Parallel dazu ist ein Rückgang im Interesse an Videosprechstunden zu beobachten. Während der Corona-Pandemie stiegen die digitalen Gesundheitsangebote dramatisch an. Im Jahr 2020 wurden bei der Techniker Krankenkasse (TK) rund 709.000 Videosprechstunden abgerechnet, ein Anstieg gegenüber den 358 im Jahr 2019. Doch im vergangenen Jahr sank die Zahl auf 576.000, was einem Rückgang von etwa 40 Prozent entspricht. Dieser Rückgang deutet darauf hin, dass das anfängliche Interesse an digitalen Gesundheitslösungen möglicherweise nicht langfristig gesichert ist.
Zusätzlich sehen sich Apotheken mit der Problematik steigender Medikamentenpreise konfrontiert. Ein Beispiel hierfür ist das Medikament Berinert, das zur Behandlung des Hereditären Angioödems eingesetzt wird und im Einkauf rund 82.400 Euro kostet. Die finanziellen Herausforderungen durch solche hochpreisigen Medikamente sind enorm, insbesondere für kleinere Apotheken, die ohne Unterstützung ihrer Familien oft kaum in der Lage wären, diese Kosten zu tragen.
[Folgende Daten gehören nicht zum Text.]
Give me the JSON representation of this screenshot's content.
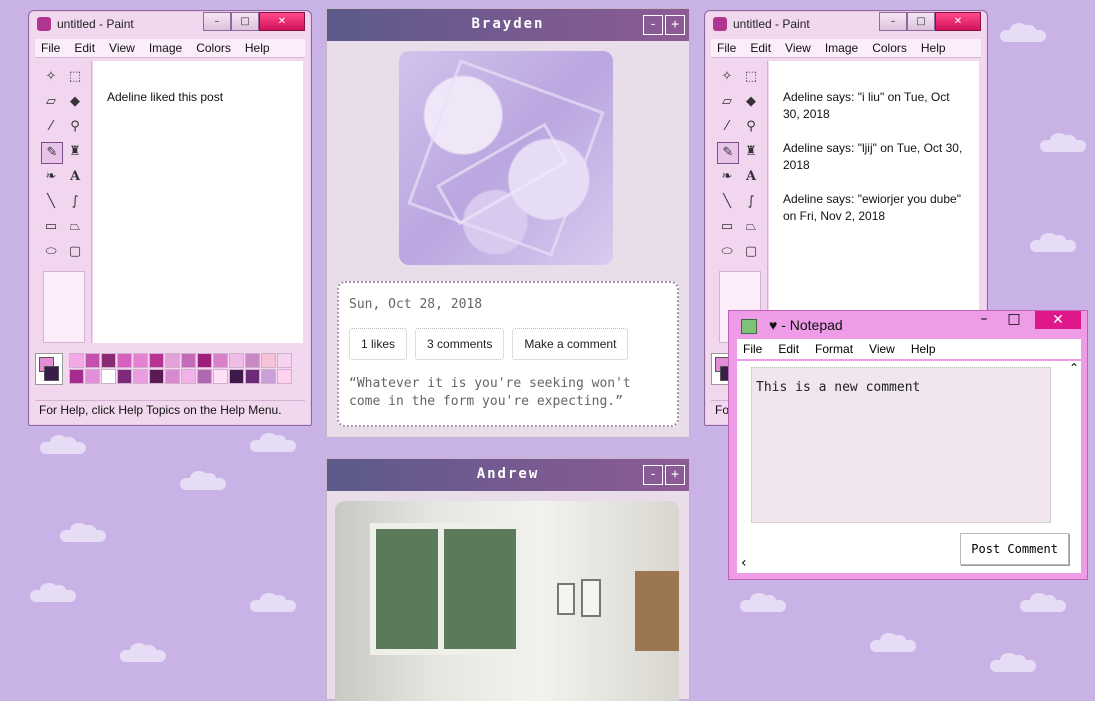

Ein weiteres besorgniserregendes Thema ist der illegale Online-Handel mit Semaglutid, einem Medikament zur Gewichtsreduktion, das in letzter Zeit zunehmend beliebt geworden ist. Studien zeigen, dass der rezeptfreie Erwerb dieses Medikaments erhebliche Gesundheitsrisiken birgt. US-Giftnotrufzentralen haben einen Anstieg der Anrufe zu Semaglutid um 1500 Prozent verzeichnet, was die Dringlichkeit verstärkter Pharmakovigilanz unterstreicht.
Zusammenfassend lässt sich sagen, dass das Gesundheitswesen in Deutschland vor einer Vielzahl von Herausforderungen steht, die sowohl finanzielle als auch gesundheitliche Aspekte betreffen. Die Entwicklungen in der digitalen Gesundheitsversorgung, die Kosten für Medikamente und die Risiken des illegalen Arzneimittelhandels sind drängende Probleme, die sowohl für Apotheken als auch für Patienten von großer Bedeutung sind.
Kommentar:
Die aktuellen Entwicklungen im Gesundheitswesen offenbaren ein komplexes Netz von Herausforderungen, die dringend adressiert werden müssen. Der Druck auf Apotheken durch insolvente Rezeptabrechner stellt nicht nur eine finanzielle Bedrohung dar, sondern erfordert auch strukturelle Anpassungen im Abrechnungssystem. Der Rückgang der Videosprechstunden zeigt, dass digitale Gesundheitslösungen möglicherweise nicht das langfristige Allheilmittel sind, für das sie anfänglich gehalten wurden. Es ist entscheidend, dass die Branche nicht nur auf die kurzfristigen Trends reagiert, sondern auch nachhaltige digitale Strategien entwickelt.
Die steigenden Kosten für Medikamente wie Berinert verdeutlichen die wachsende Belastung für Apotheken und die Notwendigkeit eines gerechteren Preismodells im Arzneimittelmarkt. Gleichzeitig stellt der illegale Online-Handel mit Semaglutid eine ernsthafte Gesundheitsgefahr dar, die dringende Maßnahmen zur besseren Kontrolle und Aufklärung erfordert. Die Gesundheitsbranche steht vor der Aufgabe, innovative und integrative Lösungen zu finden, um diesen Herausforderungen effektiv zu begegnen und die Versorgungssicherheit für alle Beteiligten zu gewährleisten.